1. Tokenization and Word Count 
Question: Given a sentence, write a Python function that tokenizes the sentence into words and counts the frequency of each word. Ignore punctuation and convert everything to lowercase.

Explanation: Tokenization is the process of splitting a sentence into individual words or tokens. In this exercise, you'll need to ignore punctuation and convert all words to lowercase to ensure case-insensitive counting.

Hint: You can use Python's re library to remove punctuation and the split() method to tokenize. Use a dictionary to store word frequencies.

2. Removing Stopwords
Question: Write a function that removes stopwords from a given text. You can use the nltk library’s stopword list.

Explanation: Stopwords are common words (like "the", "is", "in") that do not add much meaning to a sentence. In NLP, removing these words helps in focusing on meaningful content.

Hint: Import the stopwords from nltk.corpus. After tokenizing the text, filter out the tokens that are in the stopwords list.
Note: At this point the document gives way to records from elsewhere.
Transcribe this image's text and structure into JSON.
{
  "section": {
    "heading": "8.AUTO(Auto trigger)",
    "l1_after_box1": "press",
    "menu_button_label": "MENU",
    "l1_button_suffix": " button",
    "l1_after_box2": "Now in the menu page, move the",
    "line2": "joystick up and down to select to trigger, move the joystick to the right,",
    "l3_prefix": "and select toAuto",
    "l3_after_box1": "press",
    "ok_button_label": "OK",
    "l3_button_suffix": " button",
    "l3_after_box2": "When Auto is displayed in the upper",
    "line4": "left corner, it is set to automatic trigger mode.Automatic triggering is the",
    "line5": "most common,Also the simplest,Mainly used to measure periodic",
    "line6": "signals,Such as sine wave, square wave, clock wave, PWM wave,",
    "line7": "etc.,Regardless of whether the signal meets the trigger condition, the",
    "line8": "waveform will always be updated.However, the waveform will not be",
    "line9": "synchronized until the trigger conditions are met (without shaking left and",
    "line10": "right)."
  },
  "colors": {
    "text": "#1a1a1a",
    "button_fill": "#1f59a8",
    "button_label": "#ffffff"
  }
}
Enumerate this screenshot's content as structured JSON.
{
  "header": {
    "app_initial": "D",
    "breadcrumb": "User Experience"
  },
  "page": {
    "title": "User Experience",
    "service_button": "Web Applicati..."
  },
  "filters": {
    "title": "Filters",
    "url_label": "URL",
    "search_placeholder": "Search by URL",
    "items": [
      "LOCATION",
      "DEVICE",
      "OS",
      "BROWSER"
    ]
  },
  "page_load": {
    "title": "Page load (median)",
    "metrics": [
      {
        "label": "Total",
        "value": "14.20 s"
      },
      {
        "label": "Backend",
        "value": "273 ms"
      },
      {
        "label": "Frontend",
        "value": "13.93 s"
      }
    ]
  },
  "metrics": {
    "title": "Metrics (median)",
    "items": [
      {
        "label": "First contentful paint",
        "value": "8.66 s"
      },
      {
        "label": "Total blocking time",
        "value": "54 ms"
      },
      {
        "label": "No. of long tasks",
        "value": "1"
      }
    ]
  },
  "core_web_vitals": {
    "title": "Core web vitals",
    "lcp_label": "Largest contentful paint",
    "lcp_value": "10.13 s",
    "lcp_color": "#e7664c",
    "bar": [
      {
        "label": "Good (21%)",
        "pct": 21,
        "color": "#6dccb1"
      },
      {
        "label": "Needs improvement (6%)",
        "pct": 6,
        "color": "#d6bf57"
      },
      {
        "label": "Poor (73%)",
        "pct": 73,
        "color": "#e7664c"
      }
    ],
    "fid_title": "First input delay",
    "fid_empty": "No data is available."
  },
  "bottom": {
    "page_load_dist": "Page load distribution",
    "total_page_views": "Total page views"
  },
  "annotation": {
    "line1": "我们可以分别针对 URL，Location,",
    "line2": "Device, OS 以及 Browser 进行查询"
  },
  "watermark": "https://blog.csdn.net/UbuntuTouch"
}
3. Bag of Words (BoW) Representation
Question: Convert the following sentences into a Bag of Words (BoW) representation:

"NLP is fun"
"I love learning NLP"
Explanation: Bag of Words (BoW) is a text representation technique that counts the number of times each word occurs in a document, while ignoring grammar and word order.

Hint: First, tokenize both sentences. Then, create a vocabulary (list of unique words across all sentences). Finally, create vectors for each sentence, where each element corresponds to the frequency of a word from the vocabulary.

4. Named Entity Recognition (NER)
Question: Using spacy, extract and classify named entities (e.g., persons, organizations, locations) from the following text:

"Google was founded in 1998 by Larry Page and Sergey Brin while they were Ph.D. students at Stanford University."
Explanation: Named Entity Recognition (NER) is a process where entities like names of people, organizations, and locations are identified from text.

Hint: Install the spacy library and load the pre-trained model (e.g., en_core_web_sm). Use the model’s ner pipeline to identify entities. Then, print out the entities and their types (e.g., "Google" is an ORG, "1998" is a DATE).